The outgoing Trump administration’s final days at the United Nations have resulted in a deepening of US isolation on social and health issues, with only a handful of allies including Russia, Belarus and Syria.

In one vote this week, the US was entirely alone in backing its own amendment to a seemingly uncontroversial resolution about efforts to treat medical complications from childbirth. It called for the removal of references to the World Health Organization (WHO) and the UN Population Fund.

No other nation agreed, with 153 voting against the amendment and 11 abstaining.

A UN diplomat said the spectacle of a western ally and a superpower so totally isolated was “staggering”.

“It’s amazing that they decided they want to put their isolation on record, on full display, like that,” the diplomat said.

Usually there are a lot of backchannel discussions before votes are taken to make sure that the US is not embarrassed by it. To put forward a resolution that absolutely no one else supports is either a sign of utter arrogance or utter incompetence.

Comments

  1. says

    To put forward a resolution that absolutely no one else supports is either a sign of utter arrogance or utter incompetence.

    My vote would be for both utter arrogance and utter incompetence.

  2. raven says

    Like much of what the Trump regime did, his trade wars were a failure. The last trade report showed a near term record trade deficit.
    Part of this is explained by import switching. When we raised tariffs on China, a lot of trade went to other Asian countries instead.

    WASHINGTON (AP) — The U.S. trade deficit rose in August to the highest level in 14 years. The Commerce Department reported Tuesday that the gap between the goods and services the United States sells and what it buys abroad climbed 5.9% in August to $67.1 billion, highest since August 2006.Oct 6, 2020

    US trade deficit up to $67.1 billion in August, 14-year high

  3. Who Cares says

    That quoted part reminds me of how the G7 (or G8 or G7+1, whatever) in March 2020 failed to make a joint closing statement about what was discussed since the US went nuclear in the attempts to get every mention of COVID replaced with Wuhan virus.

    @raven(#2):
    Another own goal with that are the steel tariffs he imposed in 2018 (Trump: trade wars are good, and easy to win). It just so happens that most high quality and specialty steels that are used in the US are no longer produced in the US. Getting the capacity to make those will take years if not decades. So guess who ate that 25% increase.

  4. Dunc says

    When we raised tariffs on China, a lot of trade went to other Asian countries instead.

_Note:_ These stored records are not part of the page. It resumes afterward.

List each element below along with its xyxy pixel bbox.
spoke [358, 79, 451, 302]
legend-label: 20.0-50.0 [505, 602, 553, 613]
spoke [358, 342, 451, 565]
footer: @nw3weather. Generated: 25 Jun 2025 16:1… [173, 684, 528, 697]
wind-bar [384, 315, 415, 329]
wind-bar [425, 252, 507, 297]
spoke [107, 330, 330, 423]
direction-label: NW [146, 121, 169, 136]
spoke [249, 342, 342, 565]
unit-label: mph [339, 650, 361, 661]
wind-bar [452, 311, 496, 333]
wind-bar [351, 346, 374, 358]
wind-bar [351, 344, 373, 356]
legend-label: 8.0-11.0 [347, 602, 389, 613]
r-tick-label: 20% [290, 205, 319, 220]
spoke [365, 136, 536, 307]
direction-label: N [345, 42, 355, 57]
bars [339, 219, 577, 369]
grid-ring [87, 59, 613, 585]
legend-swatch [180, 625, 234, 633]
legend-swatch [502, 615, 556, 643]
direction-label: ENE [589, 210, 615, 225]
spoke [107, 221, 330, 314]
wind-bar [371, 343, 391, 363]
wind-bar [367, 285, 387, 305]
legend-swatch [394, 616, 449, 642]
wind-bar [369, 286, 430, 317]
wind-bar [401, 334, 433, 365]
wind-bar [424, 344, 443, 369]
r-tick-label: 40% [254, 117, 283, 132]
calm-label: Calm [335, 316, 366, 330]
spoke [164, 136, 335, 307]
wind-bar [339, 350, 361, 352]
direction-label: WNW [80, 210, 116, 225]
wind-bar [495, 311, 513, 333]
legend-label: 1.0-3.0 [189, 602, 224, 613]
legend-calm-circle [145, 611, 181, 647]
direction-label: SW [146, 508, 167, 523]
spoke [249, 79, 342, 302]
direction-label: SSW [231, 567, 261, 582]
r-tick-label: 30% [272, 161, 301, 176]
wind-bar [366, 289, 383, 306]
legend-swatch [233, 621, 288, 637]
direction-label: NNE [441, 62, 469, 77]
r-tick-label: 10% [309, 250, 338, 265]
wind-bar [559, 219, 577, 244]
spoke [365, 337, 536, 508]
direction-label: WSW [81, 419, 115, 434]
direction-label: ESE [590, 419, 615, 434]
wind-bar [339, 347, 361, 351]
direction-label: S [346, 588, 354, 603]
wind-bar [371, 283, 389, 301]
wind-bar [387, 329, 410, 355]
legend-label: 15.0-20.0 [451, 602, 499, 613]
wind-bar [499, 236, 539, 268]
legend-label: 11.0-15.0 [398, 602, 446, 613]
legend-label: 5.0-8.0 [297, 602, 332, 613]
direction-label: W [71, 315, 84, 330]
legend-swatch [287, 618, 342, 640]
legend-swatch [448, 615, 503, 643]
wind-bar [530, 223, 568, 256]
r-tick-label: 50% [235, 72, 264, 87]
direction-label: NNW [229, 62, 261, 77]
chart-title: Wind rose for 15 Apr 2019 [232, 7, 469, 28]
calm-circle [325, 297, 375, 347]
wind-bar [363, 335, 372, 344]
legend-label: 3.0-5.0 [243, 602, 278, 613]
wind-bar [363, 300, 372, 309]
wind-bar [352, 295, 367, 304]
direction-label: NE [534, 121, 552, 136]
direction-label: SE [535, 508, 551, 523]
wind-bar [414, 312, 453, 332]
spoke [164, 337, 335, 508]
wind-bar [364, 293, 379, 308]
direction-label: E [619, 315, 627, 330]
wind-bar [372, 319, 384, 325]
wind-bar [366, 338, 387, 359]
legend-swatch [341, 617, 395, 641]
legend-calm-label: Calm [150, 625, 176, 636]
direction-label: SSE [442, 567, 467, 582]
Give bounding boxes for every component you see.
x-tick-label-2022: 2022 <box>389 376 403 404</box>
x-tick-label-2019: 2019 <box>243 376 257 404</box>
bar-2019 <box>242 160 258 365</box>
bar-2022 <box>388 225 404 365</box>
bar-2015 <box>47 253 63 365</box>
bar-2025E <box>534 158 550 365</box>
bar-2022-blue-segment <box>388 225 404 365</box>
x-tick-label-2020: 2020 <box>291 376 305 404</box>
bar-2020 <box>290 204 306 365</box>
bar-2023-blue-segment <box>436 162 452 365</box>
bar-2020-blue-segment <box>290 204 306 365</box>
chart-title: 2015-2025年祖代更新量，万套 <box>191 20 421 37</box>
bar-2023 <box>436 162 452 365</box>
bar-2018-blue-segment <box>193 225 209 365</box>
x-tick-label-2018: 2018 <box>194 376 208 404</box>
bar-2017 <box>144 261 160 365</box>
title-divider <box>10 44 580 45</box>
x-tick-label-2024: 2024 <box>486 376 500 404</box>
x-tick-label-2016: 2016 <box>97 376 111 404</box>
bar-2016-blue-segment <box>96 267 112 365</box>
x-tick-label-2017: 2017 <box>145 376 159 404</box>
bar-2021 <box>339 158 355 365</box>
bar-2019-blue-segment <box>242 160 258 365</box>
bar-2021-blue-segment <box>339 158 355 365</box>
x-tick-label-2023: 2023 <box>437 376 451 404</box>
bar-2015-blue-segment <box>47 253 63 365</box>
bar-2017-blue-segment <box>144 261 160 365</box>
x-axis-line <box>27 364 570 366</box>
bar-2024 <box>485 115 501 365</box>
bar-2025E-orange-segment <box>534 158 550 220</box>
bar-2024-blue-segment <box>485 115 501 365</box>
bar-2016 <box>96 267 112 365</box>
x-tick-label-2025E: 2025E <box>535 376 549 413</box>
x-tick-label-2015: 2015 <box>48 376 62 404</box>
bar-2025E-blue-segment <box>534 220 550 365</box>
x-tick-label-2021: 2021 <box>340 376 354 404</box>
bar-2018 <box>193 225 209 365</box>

    A lot of Chinese goods were simply re-routed via intermediaries.

  5. John Morales says

    I remember seeing a news item where some farmer in the midwest was praising Trump, saying that yes, the retaliatory tariffs had hurt him financially, but that thanks to Trump’s compensation payments he was still afloat. After all, he said, if Trump lost we’d have a socialist in power, and that was antithetical to American values.

  6. jrkrideau says

    The US, even under Obama, has been ambivalent about what attitude to take with China

    Eh? It was Obama who started that military swing to the Pacific. I would not say “ambivalent” just a bit smarter than Trump in doing things.

    I suspect that one of the reasons for losing the UN vate that badly is that the State Dept has been gutted of actual diplomats plus, of course, Pompeo is totally incompetent at diplomacy.

  7. jrkrideau says

    The US, even under Obama, has been ambivalent about what attitude to take with China

    Eh? It was Obama who started that military swing to the Pacific. I would not say “ambivalent just a bit smarter than Trump in doing things.

    I suspect that one of the reasons for losing the UN vate that badly is that the State Dept has been gutted of actual diplomats plus, of course, Pompeo is totally incompetent at diplomacy.